Entre finales de los años sesenta y buena parte de la década siguiente, Farrow, con un descomunal talento que parecía irradiar de su frágil y siniestra fisicidad, encarnó recurrentemente a una mujer asediada por el mal pero que, lejos del histrionismo de la scream queen o del simplismo de la damisela en apuros, recorría por sus propios medios su particular odisea macabra. Además de la imprescindible La semilla del diablo (Roman Polanski, 1968) y la tan desconocida como interesante Ceremonia secreta (1968), la actriz norteamericana revisitó la pesadilla invidente de la mano de Richard Fleischer con Terror ciego (1971), para finalmente sumergirse en la ghost story con la cinta que nos ocupa esta semana: Círculo de la muerte (1977), de Richard Loncraine.
Como la invitada de nuestro último cinefórum, la película de Loncraine está basada en una obra literaria. Concretamente en la novela Julia, de Peter Straub, en la que se nos cuenta la historia de una mujer que pierde a su hija pequeña y que, tras pasar por un centro psiquiátrico, intenta rehacer su vida lejos de la sombra del trágico suceso y de la presencia dominante de su marido. Sin embargo, en la casa a la que se mudará le esperará una inquietante presencia.

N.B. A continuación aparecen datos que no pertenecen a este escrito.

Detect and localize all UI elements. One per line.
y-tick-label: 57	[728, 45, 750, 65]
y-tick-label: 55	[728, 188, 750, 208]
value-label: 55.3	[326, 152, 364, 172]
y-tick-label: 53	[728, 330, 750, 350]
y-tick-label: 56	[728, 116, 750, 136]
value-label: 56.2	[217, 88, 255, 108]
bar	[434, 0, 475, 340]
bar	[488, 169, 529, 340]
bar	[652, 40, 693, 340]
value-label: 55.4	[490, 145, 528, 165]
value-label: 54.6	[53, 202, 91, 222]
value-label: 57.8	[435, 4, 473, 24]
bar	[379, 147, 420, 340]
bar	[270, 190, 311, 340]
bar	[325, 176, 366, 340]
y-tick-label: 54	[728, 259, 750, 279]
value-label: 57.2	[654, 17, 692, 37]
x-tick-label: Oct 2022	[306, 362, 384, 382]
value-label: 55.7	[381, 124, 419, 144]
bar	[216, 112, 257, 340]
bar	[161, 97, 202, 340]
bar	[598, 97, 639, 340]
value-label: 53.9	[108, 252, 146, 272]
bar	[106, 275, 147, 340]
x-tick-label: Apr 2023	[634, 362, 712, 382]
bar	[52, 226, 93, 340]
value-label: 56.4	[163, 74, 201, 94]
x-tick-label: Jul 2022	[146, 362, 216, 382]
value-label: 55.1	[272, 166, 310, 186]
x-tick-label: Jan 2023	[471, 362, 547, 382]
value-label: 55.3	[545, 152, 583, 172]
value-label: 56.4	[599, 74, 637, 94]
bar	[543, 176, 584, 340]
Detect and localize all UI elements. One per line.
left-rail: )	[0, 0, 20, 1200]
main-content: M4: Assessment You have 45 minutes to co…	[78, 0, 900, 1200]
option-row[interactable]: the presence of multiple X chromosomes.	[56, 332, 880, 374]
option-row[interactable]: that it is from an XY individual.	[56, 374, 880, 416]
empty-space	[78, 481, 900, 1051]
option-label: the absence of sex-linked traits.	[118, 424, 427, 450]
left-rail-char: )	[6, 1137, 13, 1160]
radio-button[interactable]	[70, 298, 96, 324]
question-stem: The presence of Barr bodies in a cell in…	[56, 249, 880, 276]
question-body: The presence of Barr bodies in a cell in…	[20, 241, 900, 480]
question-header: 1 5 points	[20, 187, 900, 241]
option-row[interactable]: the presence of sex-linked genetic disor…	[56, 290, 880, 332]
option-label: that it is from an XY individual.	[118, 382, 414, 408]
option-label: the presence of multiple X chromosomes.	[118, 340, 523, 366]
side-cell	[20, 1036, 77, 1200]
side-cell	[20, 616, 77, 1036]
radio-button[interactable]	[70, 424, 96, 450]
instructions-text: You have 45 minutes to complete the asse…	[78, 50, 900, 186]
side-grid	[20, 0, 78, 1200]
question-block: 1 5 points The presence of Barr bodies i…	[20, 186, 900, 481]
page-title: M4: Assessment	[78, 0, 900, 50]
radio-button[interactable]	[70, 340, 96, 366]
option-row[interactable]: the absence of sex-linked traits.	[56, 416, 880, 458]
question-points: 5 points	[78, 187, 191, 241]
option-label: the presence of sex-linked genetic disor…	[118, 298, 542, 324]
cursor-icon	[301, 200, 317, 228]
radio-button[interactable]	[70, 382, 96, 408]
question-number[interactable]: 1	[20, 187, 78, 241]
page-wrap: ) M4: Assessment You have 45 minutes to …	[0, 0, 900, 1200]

Así, desde estos postulados clásicos del relato de casa encantada, Círculo de la muerte se nos presenta, a priori, como una muestra más de un subgénero que en el cine británico y norteamericano de los setenta y ochenta iba a conocer un auge especial (La leyenda de la casa del infierno de John Hugh, 1973; Pesadilla diabólica de Burnt Offerings, 1976; Terror en Amityville de Stuart Rosenberg, 1979; El resplandor de Stanley Kubrick, 1980; Al final de la escalera de Peter Medak, 1980; Poltergeist de Tobe Hooper, 1982). De hecho, la dirección serena, contenida y sugerente de Loncraine entronca con el mejor terror atmosférico de la época, a lo que contribuye la sombría fotografía de Peter Hannan y la perturbadora partitura de Colin Towns.
No obstante, es en el plano narrativo donde la cinta desfallece hasta el descarrilamiento. Su errático desarrollo argumental, lleno de tropezones e incongruencias, entorpece el visionado de una historia ya de por sí lastrada por su permanente aura de déjà vu (percepción que, todo sea dicho, el espectador actual puede tener por títulos que la sucedieron). Afortunadamente, la sensación de decepción queda en parte atenuada por una gran escena final en la que, es más, se puede identificar cierta imagen como posible referencia para Los otros de Amenábar. Ya solo por eso, y por Farrow, Círculo de la muerte merece la pena.